In 2010, the census failed to count 1.5 million Latino and Black people. In 2020, the Census Bureau will ask for citizenship information – a move that will dissuade millions from responding and make the undercounting problem far, far worse.
Why does an undercount matter?
For one, the census population count is used to apportion representation in Congress, allocate votes in the Electoral College, and draw congressional and state legislative districts. Apportionment is based on the number of people who live in a district, regardless of their legal status.
If the citizenship question goes forward and the census experiences a sizeable undercount, states with large immigrant populations could very well lose political representation in Congress. An undercount would also shift power away from urban areas — since about 61 percent of undocumented immigrants live in just 20 U.S. cities —and toward rural areas, which already have disproportionate political power as a result of the Electoral College and the Senate.
Congressional and state legislative districts in immigrant-heavy cities like San Antonio, Houston, and Miami will receive the same number of representatives as non-urban districts in the same state, despite having larger populations — a situation that dilutes the political power of urban immigrant communities.
In other words, immigrant communities of color will get less electoral representation than other U.S. residents, attacking the fundamental idea of equal representation. And Latino citizens — already disproportionately burdened by a wave of voter suppression efforts such as laws requiring
documentary proof of citizenship to register to vote — again face a significant threat to their political influence.
What’s more, census data also determines how an estimated $900 billion in funding for crucial social service, health, and education programs is allocated. If immigrants are undercounted, that means the communities in which they live are likely to receive less Title I funding for elementary and secondary schools, less funding for children’s health insurance coverage under the State Children’s Health Insurance Program (CHIP), and less Medicaid funding.
Here’s the saddest part: the Trump administration knows all of this.

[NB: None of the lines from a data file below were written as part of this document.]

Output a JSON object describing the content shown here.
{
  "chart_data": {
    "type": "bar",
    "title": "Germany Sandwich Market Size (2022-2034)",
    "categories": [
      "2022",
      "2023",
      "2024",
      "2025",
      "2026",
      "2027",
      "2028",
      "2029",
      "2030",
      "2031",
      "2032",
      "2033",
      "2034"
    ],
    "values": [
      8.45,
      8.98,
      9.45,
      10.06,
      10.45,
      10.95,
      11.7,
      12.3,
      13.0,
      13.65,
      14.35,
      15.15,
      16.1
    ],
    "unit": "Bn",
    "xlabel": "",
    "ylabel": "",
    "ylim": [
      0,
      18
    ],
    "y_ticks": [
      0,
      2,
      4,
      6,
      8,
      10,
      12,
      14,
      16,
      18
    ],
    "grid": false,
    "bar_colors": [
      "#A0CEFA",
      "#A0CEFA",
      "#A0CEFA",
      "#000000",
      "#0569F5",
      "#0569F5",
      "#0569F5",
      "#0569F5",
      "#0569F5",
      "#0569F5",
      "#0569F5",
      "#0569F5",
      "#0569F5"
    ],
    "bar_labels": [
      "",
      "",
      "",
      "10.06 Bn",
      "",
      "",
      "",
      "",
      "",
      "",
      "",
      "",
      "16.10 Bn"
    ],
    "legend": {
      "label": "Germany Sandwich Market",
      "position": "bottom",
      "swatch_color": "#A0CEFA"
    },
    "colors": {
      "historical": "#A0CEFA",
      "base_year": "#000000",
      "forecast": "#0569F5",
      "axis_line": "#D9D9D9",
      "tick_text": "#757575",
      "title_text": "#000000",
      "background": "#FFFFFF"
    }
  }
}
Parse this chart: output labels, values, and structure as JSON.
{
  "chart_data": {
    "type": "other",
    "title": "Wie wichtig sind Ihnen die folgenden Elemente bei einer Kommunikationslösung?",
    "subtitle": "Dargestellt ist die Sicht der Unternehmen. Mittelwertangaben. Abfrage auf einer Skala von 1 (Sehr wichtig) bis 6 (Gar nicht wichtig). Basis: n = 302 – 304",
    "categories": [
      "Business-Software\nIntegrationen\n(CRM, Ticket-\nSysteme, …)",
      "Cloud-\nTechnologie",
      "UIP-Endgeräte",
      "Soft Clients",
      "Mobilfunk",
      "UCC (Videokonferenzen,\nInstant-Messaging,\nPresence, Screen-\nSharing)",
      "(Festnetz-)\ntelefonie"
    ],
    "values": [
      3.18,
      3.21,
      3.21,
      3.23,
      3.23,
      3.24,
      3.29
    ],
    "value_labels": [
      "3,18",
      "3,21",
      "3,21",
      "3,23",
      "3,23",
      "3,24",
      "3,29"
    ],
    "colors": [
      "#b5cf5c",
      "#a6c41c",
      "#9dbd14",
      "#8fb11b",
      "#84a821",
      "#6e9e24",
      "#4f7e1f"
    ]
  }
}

The entire purpose of the census survey, as required by the Constitution, is to get an accurate headcount of all “persons” living in the U.S., regardless of citizenship status. So why is the administration is charging ahead with a question that they’ve already conceded will undercount more than three million people?
Simply put, the administration doesn’t want certain people to count.
Kansas Secretary of State Kris Kobach — who played a key role in adding the question, along with former White House adviser Steve Bannon —
said clearly that the goal of the citizenship question was to move toward “excluding illegal aliens from the apportionment process.”
Attacks on immigrants have become a hallmark of the Trump administration, and with the citizenship question, the administration is attempting to do 10 years’ worth of damage in one go. The trial that starts on Nov. 5 seeks to stop this plan, which intentionally discriminates against immigrants and communities of color and violates the constitutional mandate to count the U.S. population accurately.